31. Pembicaraan Antar Suami Istri

Part 31 Pembicaraan Antar Suami Istri

Ethan mempertahankan senyum penuh ketenangannya dengan sangat baik. Reaksi Cara sudah ia perkirakan. Keterkejutan dan kepucatan Cara adalah campuran ekspresi yang paling ia sukai di wajah cantik dan polos itu. Juga kegugupan yang membuatnya semakin gemas pada Cara.

“Akses ke dalam hatiku?” ulang Cara dengan suara yang bergetar.

“Hmm.” Ethan mengulurkan tangan. Punggung jemarinya mengelus di sepanjang rahang wanita itu dengan sentuhan seringan bulu. Sementara wajah Cara begitu tegang, pun begitu tak beringsut menolak sentuhannya.

“Apa maksudmu, Ethan?”

Kali ini Ethan memutar tubuh. Mengarahkan seluruh perhatiannya pada wajah sang istri yang tak bisa lebih pucat lagi. “Aku ingin memperbaiki pernikahan kita.”

“Memperbaiki?” Cara nyaris tak bisa menahan dengusan lolos dari celah bibirnya. “Tak ada apa pun yang perlu diperbaiki, Ethan. Aku bahkan tak pernah benar-benar ingat pernikahan kita selain pistol yang kau tempelkan di kepalaku. Bahkan sekarang, kau tahu alasanku ada di tempat ini. Duduk di sofa karena apa.”

Senyum Ethan melengkung lebih tinggi. “Begitukah? Jadi kau juga tak ingat malam pertama kita?”

Wajah Cara seketika memanas, matanya mengerjap. Tak tahan dengan tatapan intens dan senyum geli Ethan. Tubuhnya bergeser menjauh.

Hanya sedetik, lengannya ditarik dan tubuhnya berpindah di pangkuan Ethan sebelum Cara sempat terkesiap.

“Apa yang kau lakukan, Ethan?” Cara menggeliat, menahan kedua telapak tangan di dada Ethan. Tetap mempertahankan jarak –tak- aman di antara mereka. Pun tahu itu hanya kesia-siaan. Keinginannya tak pernah dikabulkan oleh pria itu. Ethan tak pernah melewatkan kesempatan untuk melecehkannya.

“Kau masih bertanya?” Ada nada geli yang terselip.

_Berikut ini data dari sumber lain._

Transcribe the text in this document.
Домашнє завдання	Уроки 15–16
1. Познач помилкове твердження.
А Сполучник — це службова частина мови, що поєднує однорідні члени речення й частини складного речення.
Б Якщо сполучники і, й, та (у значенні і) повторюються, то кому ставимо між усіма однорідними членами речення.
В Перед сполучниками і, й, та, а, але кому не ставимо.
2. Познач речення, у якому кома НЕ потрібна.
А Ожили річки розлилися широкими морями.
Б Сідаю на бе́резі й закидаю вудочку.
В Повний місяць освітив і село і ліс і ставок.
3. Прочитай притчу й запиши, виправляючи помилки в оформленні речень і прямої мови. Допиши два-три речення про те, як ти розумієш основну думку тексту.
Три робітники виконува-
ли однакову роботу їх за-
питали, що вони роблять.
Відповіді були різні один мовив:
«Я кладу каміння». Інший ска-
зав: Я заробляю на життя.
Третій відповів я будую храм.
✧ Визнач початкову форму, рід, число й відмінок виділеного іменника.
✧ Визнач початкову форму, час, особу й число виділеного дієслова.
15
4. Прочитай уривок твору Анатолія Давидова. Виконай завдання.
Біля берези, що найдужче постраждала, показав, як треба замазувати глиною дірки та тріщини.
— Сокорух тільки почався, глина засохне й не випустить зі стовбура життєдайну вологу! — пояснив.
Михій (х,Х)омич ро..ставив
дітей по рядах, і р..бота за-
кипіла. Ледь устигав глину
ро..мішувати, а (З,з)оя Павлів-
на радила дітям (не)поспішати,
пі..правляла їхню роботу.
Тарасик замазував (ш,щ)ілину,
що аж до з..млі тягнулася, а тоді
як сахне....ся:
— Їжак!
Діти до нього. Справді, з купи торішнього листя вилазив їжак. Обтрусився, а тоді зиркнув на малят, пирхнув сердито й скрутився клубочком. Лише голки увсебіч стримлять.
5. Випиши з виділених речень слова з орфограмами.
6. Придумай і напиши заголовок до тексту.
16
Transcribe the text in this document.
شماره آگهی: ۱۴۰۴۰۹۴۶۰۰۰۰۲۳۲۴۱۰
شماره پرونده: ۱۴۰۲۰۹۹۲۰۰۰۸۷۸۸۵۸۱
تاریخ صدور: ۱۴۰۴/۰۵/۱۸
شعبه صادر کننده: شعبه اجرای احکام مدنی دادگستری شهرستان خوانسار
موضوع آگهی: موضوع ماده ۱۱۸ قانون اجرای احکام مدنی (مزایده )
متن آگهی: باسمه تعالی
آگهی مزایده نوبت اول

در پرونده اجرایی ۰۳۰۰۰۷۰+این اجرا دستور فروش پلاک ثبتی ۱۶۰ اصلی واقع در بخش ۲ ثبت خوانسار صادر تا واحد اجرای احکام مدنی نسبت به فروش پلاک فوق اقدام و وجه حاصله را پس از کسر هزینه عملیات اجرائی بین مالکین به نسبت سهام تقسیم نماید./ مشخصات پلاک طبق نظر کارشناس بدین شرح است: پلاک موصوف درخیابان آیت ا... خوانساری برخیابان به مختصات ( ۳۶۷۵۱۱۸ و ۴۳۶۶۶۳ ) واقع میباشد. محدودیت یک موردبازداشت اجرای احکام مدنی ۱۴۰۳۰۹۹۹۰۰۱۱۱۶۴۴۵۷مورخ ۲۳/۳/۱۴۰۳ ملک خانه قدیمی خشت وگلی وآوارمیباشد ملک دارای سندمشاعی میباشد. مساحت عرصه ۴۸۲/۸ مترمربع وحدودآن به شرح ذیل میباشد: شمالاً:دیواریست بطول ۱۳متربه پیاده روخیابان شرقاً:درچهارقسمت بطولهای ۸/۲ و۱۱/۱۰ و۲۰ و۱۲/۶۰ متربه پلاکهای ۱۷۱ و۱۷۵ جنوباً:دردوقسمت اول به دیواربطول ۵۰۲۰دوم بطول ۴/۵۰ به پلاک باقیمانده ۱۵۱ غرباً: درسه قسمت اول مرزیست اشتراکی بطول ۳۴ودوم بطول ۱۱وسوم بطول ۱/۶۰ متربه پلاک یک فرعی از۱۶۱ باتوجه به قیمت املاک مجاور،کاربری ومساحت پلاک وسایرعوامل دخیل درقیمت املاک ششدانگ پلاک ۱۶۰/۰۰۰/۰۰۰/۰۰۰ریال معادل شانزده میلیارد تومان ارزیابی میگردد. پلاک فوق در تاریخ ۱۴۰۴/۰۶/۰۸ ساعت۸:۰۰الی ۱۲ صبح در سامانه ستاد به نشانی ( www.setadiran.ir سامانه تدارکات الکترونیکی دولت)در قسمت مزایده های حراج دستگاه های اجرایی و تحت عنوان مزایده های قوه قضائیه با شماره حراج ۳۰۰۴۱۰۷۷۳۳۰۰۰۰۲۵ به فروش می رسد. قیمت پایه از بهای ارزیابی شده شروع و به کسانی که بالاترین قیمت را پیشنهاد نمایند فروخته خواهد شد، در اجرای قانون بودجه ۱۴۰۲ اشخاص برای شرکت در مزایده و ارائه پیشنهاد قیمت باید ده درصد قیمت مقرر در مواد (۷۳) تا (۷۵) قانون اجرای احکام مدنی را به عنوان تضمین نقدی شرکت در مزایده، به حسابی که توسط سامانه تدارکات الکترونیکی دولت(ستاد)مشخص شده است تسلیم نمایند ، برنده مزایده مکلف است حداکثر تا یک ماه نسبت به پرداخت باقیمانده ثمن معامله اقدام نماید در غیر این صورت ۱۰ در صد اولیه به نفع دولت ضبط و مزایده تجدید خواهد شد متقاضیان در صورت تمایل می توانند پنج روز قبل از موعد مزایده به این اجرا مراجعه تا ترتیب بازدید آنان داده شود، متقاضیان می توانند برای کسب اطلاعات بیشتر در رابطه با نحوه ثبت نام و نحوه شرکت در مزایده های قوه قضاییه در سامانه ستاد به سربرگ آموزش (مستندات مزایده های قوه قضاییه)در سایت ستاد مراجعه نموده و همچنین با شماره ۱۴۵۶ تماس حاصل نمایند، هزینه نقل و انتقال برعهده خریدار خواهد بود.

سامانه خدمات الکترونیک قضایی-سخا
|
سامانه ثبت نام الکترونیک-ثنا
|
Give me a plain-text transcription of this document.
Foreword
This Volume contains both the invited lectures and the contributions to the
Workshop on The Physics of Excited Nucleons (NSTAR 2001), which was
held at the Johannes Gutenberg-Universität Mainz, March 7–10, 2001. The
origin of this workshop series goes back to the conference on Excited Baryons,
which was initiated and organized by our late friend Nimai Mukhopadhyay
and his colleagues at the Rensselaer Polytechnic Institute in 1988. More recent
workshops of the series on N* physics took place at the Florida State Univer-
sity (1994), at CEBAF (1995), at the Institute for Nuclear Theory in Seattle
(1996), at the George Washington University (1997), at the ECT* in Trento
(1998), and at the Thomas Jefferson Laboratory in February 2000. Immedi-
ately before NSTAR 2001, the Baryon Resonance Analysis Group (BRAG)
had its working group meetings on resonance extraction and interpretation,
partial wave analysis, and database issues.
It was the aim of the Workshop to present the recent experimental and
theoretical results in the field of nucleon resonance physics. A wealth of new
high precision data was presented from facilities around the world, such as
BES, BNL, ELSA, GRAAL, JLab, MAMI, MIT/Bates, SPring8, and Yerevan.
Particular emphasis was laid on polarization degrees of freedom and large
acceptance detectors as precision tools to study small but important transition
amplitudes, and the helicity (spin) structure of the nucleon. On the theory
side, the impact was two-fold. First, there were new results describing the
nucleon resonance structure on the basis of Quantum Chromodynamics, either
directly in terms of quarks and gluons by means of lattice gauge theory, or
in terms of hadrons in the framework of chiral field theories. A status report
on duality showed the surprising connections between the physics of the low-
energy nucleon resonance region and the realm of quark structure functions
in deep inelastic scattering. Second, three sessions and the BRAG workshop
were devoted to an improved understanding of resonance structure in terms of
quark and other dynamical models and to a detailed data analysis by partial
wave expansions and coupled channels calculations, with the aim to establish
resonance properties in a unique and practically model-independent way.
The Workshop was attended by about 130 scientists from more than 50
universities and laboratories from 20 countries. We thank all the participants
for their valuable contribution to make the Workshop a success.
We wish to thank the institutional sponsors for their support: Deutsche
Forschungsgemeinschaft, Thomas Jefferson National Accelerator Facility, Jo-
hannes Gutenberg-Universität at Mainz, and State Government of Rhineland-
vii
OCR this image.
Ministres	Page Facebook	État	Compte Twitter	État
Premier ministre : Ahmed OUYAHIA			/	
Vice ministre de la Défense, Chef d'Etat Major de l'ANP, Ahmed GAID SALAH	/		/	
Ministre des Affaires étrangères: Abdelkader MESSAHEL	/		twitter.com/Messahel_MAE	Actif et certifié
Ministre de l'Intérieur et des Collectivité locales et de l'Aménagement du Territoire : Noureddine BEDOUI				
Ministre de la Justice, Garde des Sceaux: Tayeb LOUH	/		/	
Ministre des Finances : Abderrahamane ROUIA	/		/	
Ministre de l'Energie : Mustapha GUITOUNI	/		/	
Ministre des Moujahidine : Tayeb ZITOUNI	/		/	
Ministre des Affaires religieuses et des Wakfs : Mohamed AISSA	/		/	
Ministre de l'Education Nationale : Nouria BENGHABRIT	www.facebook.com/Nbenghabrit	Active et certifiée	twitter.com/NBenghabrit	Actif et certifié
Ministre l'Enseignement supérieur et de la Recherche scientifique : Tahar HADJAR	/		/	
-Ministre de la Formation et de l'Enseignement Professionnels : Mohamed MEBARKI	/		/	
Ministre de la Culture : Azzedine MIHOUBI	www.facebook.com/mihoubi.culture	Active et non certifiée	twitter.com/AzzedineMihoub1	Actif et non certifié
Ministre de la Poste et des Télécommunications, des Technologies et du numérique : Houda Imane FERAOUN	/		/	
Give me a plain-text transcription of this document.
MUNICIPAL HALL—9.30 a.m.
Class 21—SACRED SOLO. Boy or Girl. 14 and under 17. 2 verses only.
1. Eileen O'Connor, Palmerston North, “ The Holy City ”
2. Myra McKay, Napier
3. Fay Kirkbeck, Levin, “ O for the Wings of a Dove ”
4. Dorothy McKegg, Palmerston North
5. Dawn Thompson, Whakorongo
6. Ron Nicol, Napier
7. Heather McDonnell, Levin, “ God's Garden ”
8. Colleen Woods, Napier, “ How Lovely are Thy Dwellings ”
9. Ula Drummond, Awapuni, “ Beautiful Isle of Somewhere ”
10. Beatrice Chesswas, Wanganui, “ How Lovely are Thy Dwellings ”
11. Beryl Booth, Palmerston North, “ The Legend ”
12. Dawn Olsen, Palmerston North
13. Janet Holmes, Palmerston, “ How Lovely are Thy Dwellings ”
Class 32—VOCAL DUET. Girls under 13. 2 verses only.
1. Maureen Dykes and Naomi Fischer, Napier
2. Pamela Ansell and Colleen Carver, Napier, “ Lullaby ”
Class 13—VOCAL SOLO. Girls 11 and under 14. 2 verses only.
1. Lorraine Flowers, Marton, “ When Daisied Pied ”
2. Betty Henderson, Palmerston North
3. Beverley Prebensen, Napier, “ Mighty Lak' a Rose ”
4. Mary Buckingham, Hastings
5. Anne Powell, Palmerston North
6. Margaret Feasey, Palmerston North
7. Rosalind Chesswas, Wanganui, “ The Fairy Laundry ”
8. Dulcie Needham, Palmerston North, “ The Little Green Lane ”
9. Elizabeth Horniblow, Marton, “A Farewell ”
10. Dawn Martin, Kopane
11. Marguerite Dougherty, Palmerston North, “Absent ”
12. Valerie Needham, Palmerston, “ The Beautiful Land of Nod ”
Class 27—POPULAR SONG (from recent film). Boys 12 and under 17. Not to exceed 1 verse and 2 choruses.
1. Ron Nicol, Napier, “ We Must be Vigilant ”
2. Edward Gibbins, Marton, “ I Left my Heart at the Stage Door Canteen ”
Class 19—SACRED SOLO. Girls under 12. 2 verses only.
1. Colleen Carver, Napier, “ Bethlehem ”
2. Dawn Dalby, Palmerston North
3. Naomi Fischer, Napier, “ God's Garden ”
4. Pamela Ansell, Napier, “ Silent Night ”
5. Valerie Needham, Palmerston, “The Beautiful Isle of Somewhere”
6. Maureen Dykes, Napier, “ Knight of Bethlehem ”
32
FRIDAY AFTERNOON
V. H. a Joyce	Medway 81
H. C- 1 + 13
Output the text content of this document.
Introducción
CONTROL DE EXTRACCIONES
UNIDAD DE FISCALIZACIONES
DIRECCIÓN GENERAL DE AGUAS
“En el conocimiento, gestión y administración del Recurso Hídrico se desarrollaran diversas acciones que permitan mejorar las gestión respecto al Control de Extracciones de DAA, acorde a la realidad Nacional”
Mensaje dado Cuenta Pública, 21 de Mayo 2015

“Lepaskan, Ethan. Kumohon.” Cara semakin panik. Keduanya berada di ruangan pria itu dan Cara ingat Ethan tak mengunci pintu ruangan. Sementara pria itu sudah memerintah seseorang untuk membawa makanan ke ruangan ini. Yang sewaktu-waktu bisa muncul.

Cara pikir Ethan tak akan mendengarkan keinginannya tersebut. Tetapi tiba-tiba pegangan pria itu melonggar. Membiarkan tubuhnya melompat turun dari pangkuan pria itu.

Ethan menarik tubuhnya, bersandar di punggung sofa dengan kedua tangan melebar. Wajahnya terdongak, dengan senyum lebar yang terlalu memesona untuk wajah setampan itu.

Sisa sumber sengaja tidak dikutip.